The operation was designed to be simple and scalable. Standardized processes, functional layout, and indicators of turnover and quality allow for comparing stores, correcting deviations, and sustaining margins.
The focus on the essential supports speed in openings without sacrificing customer experience.
Delivery as a Lever and Technical Differential

At the height of restrictions, the chain professionalized milkshake delivery, a challenge due to product consistency.
The team adjusted parameters to prevent melting and dilution, maintaining texture during transport. The result was transforming a sensitive item into a leading category in the delivery channel.
From this solution, MilkMu established a presence on platforms and became a performance reference for desserts in delivery in the country.
The learning from the channel continued after reopening, preserving external sales participation and brand reach.
Governance, Capital, and Brand Building
The culture emphasizes service, processes, and branding. Calling the customer by name, standardizing the journey, and maintaining clear language created a recognizable signature. The governance of growth includes an opening schedule, field support, and operational rituals for franchisees.
The initial capital was lean and directed towards a scalable MVP, trading variety for efficiency.
The brand grew with discipline: few promises, consistent deliveries, and closely monitored indicators. The cumulative effect is a network with a cohesive identity and replicable execution.
Internationalization: First Stores and Next Steps
International expansion began with two company-owned stores in Florida, in high-traffic centers, and the registration for franchising in the United States.
There are stores planned for the Orlando region and contracts in progress for Paraguay, forming a second front outside of Brazil.
Advancing outside the country requires operational and legal adaptation. The execution is more complex than the theory, but the choice of own assets in the first openings allows adjustments to the playbook before expanding the franchise base in new markets.
Geography and Formats in Brazil
MilkMu is present in different formats: street stores, metros, and shopping malls. In São Paulo, for example, there are units in stations like Vila Sônia and Ana Rosa, as well as high-traffic points in commercial centers and clubs.

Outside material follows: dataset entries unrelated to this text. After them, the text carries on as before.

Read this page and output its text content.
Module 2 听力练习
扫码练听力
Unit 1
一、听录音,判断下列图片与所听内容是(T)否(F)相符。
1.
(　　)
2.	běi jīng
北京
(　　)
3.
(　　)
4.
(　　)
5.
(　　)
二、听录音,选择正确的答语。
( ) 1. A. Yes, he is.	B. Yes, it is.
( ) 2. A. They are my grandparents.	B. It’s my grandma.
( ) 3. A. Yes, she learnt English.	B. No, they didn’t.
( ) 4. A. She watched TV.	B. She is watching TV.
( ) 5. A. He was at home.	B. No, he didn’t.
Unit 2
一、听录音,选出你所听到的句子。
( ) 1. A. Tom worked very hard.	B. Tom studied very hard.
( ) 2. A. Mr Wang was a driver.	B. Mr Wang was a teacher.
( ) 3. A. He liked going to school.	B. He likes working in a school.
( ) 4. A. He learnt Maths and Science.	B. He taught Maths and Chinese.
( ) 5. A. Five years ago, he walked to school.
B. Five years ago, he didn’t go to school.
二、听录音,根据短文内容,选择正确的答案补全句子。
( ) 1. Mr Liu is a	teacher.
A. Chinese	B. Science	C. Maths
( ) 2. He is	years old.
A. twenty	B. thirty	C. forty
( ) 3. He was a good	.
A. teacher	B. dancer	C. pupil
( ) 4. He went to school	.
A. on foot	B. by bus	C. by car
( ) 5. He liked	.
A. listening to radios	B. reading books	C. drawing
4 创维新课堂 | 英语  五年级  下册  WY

The product has become a destination, not just a purchase for gatherings and celebrations at the stores.
This diversification reduces dependence on a single channel and helps balance seasonality. Each format has its own conversion metrics and ticket, allowing portfolio compositions by city and neighborhood without losing the concept’s identity.

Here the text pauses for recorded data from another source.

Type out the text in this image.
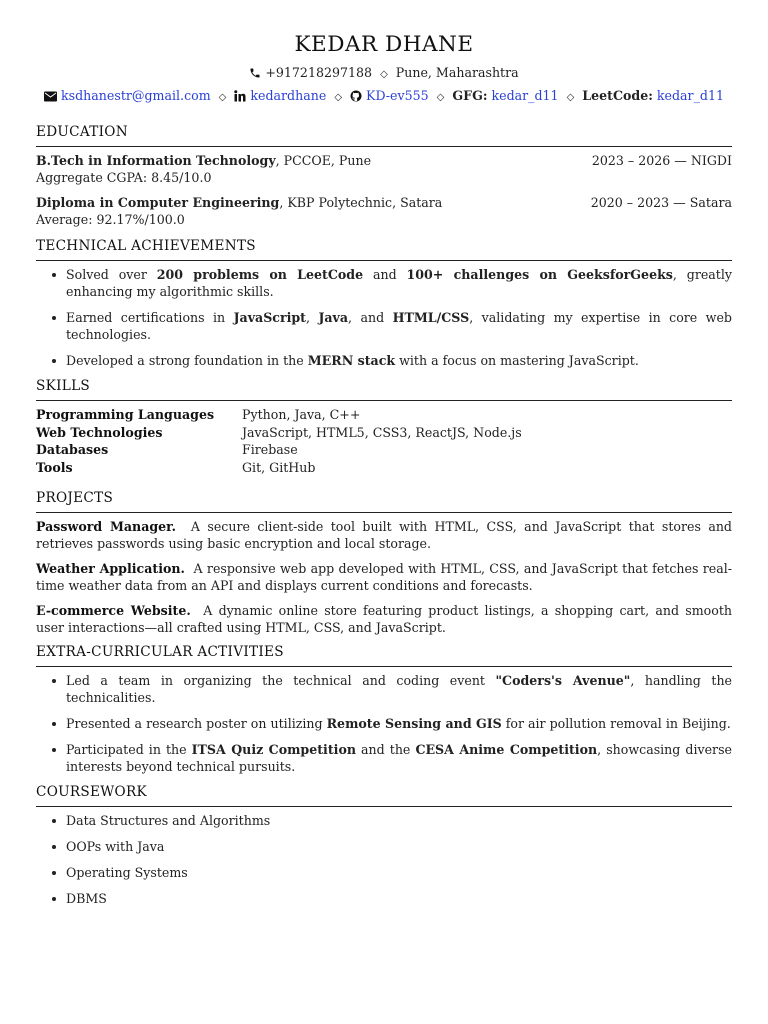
KEDAR DHANE
+917218297188 ◇ Pune, Maharashtra
ksdhanestr@gmail.com ◇ kedardhane ◇ KD-ev555 ◇ GFG: kedar_d11 ◇ LeetCode: kedar_d11
EDUCATION
B.Tech in Information Technology, PCCOE, Pune	2023 – 2026 — NIGDI
Aggregate CGPA: 8.45/10.0
Diploma in Computer Engineering, KBP Polytechnic, Satara	2020 – 2023 — Satara
Average: 92.17%/100.0
TECHNICAL ACHIEVEMENTS
Solved over 200 problems on LeetCode and 100+ challenges on GeeksforGeeks, greatly enhancing my algorithmic skills.
Earned certifications in JavaScript, Java, and HTML/CSS, validating my expertise in core web technologies.
Developed a strong foundation in the MERN stack with a focus on mastering JavaScript.
SKILLS
Programming Languages	Python, Java, C++
Web Technologies	JavaScript, HTML5, CSS3, ReactJS, Node.js
Databases	Firebase
Tools	Git, GitHub
PROJECTS
Password Manager. A secure client-side tool built with HTML, CSS, and JavaScript that stores and retrieves passwords using basic encryption and local storage.
Weather Application. A responsive web app developed with HTML, CSS, and JavaScript that fetches real-time weather data from an API and displays current conditions and forecasts.
E-commerce Website. A dynamic online store featuring product listings, a shopping cart, and smooth user interactions—all crafted using HTML, CSS, and JavaScript.
EXTRA-CURRICULAR ACTIVITIES
Led a team in organizing the technical and coding event "Coders's Avenue", handling the technicalities.
Presented a research poster on utilizing Remote Sensing and GIS for air pollution removal in Beijing.
Participated in the ITSA Quiz Competition and the CESA Anime Competition, showcasing diverse interests beyond technical pursuits.
COURSEWORK
Data Structures and Algorithms
OOPs with Java
Operating Systems
DBMS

Opening Rhythm and Long-Term Goals
The average established pace over recent years has been between 15 and 20 openings per month, with peaks of multiple openings on the same day.
In practice, the recent historical cadence amounts to two stores every three days, with teams dedicated to implementation, training, and operational kickoff.
Future goals combine growth and stabilization of the base, preparing the chain for the level of 1,500 units in Brazil.
The challenge is to sustain NPS, franchisee profitability, and product quality while new locations enter the map.
Challenges and Next Moves
Growing while maintaining standardization, experience, and margin is the axis of risk and success of the model. The chain addresses this with checklists, quality routines, and cultural reinforcement.
International expansion adds regulatory and logistical layers, which is why the initial curve outside Brazil favors company-owned stores and gradual implementation.
Next steps include consolidating already opened operations, supporting franchisees, and refining the international playbook.
The thesis remains the same: a unique product, memorable and delivered with operational precision, taking the milkshake from a supporting role to the center of the experience.
In your view, what was the deciding factor for the rise of MilkMu: the radical focus on the single product, delivering during the pandemic, or the discipline of expansion with standardized processes?